The film will document the region’s extraordinary wildlife and the work of the scientists, explorers and local people in their efforts to protect the rainforest and fill in the missing piece of the puzzle in creating the largest protected rainforest on earth.
From the insight and personal stories of the people who are living and working in the rainforest – both those who are destroying the rainforest and trying to protect it – the film will explore the issues that typify much of the Amazon region.
The rainforests of South Eastern Peru and Las Piedras make up part of the Tropical Andes Biodiversity Hotspot, the most bio-diverse region of the entire planet. The jungle here is still largely unexplored.
The Peruvian Amazon is also home to 1354 indigenous communities, occupying about 14.95 million hectares or 17% of the total area of the Peruvian Amazon.
These are the last few people in the world living a truly traditional lifestyle, being 100% dependent on their immediate environment for all their needs.
Of the 7+ billion people on earth only a few thousand still live in this way.
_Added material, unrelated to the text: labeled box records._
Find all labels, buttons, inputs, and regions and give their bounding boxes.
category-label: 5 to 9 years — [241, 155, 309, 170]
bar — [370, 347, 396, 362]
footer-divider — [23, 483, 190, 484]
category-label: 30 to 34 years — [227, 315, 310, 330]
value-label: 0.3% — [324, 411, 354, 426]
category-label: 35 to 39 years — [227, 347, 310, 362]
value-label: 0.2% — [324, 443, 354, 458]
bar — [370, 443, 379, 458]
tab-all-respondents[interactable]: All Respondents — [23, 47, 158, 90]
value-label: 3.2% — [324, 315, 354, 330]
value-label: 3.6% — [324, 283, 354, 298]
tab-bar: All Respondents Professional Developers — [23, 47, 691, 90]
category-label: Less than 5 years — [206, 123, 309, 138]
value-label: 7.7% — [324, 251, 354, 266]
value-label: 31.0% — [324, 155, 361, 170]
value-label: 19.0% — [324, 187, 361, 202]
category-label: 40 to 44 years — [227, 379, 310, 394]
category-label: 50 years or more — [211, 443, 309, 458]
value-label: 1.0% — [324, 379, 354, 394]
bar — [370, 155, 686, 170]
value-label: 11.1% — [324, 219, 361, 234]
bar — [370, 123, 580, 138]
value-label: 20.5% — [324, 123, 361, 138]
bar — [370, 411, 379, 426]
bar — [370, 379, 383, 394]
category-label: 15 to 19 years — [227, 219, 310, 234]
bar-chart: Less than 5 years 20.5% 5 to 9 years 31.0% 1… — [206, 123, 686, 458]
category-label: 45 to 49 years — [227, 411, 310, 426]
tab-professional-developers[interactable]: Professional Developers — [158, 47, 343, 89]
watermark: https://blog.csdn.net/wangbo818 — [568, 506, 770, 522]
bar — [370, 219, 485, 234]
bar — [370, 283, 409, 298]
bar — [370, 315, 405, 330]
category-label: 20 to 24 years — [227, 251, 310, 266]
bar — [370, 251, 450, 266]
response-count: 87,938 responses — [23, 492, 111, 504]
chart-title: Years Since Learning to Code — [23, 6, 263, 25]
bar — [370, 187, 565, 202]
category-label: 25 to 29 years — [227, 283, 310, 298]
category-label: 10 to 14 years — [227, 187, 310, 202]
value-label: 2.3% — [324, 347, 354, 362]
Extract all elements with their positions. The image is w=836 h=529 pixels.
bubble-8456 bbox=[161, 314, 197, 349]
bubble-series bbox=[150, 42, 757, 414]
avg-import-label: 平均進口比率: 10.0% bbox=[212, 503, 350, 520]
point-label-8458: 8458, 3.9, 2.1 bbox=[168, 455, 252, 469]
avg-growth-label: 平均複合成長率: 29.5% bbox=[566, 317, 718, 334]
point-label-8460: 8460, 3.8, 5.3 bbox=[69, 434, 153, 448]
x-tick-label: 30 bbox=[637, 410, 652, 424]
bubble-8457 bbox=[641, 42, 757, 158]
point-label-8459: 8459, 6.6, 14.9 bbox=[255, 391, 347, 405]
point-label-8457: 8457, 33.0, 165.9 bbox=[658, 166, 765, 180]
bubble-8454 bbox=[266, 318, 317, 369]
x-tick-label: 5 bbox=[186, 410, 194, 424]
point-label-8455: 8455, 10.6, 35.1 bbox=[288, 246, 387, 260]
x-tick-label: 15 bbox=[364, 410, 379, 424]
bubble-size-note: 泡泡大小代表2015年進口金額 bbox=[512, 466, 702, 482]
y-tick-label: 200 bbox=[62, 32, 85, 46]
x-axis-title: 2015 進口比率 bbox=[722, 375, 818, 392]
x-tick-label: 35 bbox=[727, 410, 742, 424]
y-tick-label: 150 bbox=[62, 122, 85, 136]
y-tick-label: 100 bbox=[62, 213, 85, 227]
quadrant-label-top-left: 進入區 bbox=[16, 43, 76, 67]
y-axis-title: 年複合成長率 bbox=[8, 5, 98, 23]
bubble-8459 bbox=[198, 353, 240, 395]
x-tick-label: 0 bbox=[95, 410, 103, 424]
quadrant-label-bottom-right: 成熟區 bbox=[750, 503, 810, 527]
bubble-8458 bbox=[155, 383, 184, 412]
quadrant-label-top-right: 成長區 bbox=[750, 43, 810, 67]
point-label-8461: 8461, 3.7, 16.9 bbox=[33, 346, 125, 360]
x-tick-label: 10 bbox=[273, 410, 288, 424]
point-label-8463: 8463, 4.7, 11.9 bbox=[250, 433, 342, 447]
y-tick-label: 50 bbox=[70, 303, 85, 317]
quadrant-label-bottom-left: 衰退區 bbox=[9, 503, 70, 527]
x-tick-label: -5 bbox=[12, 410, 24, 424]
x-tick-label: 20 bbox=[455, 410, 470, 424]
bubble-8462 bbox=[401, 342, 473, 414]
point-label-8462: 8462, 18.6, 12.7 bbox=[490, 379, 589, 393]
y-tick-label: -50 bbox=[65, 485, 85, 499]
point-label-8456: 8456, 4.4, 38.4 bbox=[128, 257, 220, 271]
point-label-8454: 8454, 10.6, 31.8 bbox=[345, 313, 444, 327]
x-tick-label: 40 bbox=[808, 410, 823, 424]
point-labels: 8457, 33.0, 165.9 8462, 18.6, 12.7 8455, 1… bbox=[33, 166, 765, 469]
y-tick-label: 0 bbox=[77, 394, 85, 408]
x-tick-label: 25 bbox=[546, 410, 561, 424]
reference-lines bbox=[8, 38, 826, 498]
The Las Piedras rainforest, the filming location, serves as a vital buffer zone between the rapidly developing inter-oceanic highway and some of these last isolated tribes.
The film’s team will leave the U.K for Peru in early August 2014 where they will spend six months filming on the Rio Las Piedras.
Four months will be spent filming wildlife and two months will be spent filming people (and wildlife when time permits). They will return to the U.K in late January and begin the editing phase. They plan to start distributing the film by July 2015.
The campaign’s goal is £9,850 ($13,386.15) and ends June 25.